I have been feeling a little jealous of Jason's
myriad of
awesome dance
shows he's attended lately. ("Myriad" doesn't sound right. What would be the collective noun for dance concerts?)
Fortunately, Rachel's birthday weekend and my parents' visit provided the opportunity for us to see The Greatest Dance Show in the World. And we know that it is The Greatest Dance Show in the World because they told us so in a pre-curtain announcement. That right there is the mark of a good show.
Another mark of a good show is when they understand the importance of branding. First of all, you need to make sure
your name the title of the show appears in the show itself several times. How else will you convince the audience to buy the feather-brimmed pink light-up cowboy hats with
your name the show's title blinking on the front? Fortunately, you have an innovative set design that uses several video projection screens, so you can project
your name the title right onto those at all the important moments. But that might not be enough. After all, the audience will be watching the dancing, not the sets. I know! You should also print
your name the name of the show on the belt of the main character! And make it an obscenely big belt! And then make that belt a key prop in the show! Yes!
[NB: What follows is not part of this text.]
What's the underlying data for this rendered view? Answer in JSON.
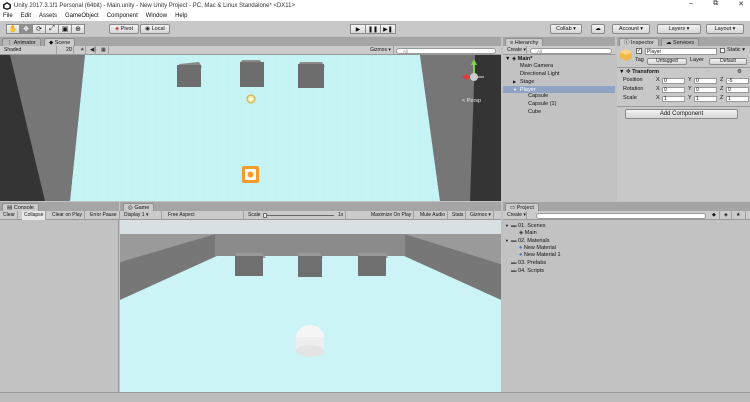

That's good. That's very good. Now everyone knows
your name the title of the show. But we need to make sure tickets sell. Sure, the dancing's good, and people like Ireland, blah, blah, blah. But you know what I've heard sells? Sex! So what if the girls rip off their traditional Irish dresses and finish the number in black sparkly panties and bras?! That would be awesome! And then we can project an animated version of those mudflap ladies gyrating on the video screens! We'll totally win over the straight guys in the audience with that!
Oh, and let's throw in some guys in black capes holding flaming torches for tradition, a couple of violin-playing blondes in spike-heeled boots and short skirts in front of video projections of running horses for culture, and a sparkly jester for the kids.
Yes! That's it! That will guarantee us a show that will run for over 16 years, becoming the biggest grossing tour in entertainment history
* and a 3D movie.
We went hoping for cheese. We were not disappointed. From the flaming skulls and the Ninja Turtle-like costumes for the bad guys to the alien invasion (complete with 1950's-style UFO!) at the end, this show was everything Rachel was hoping for in a birthday weekend cultural experience. As a bonus, the dancing itself was actually very good.
So you can brag about your Alvin Ailey viewings all you want, Jason. I've seen Lord of the Dance.
Did you mention the dancing was good? Because I don't think you did and it was. So, you know, just to be fair, let it be known that the dancing was very very good. (Except the female lead who clearly slept with someone to get the role).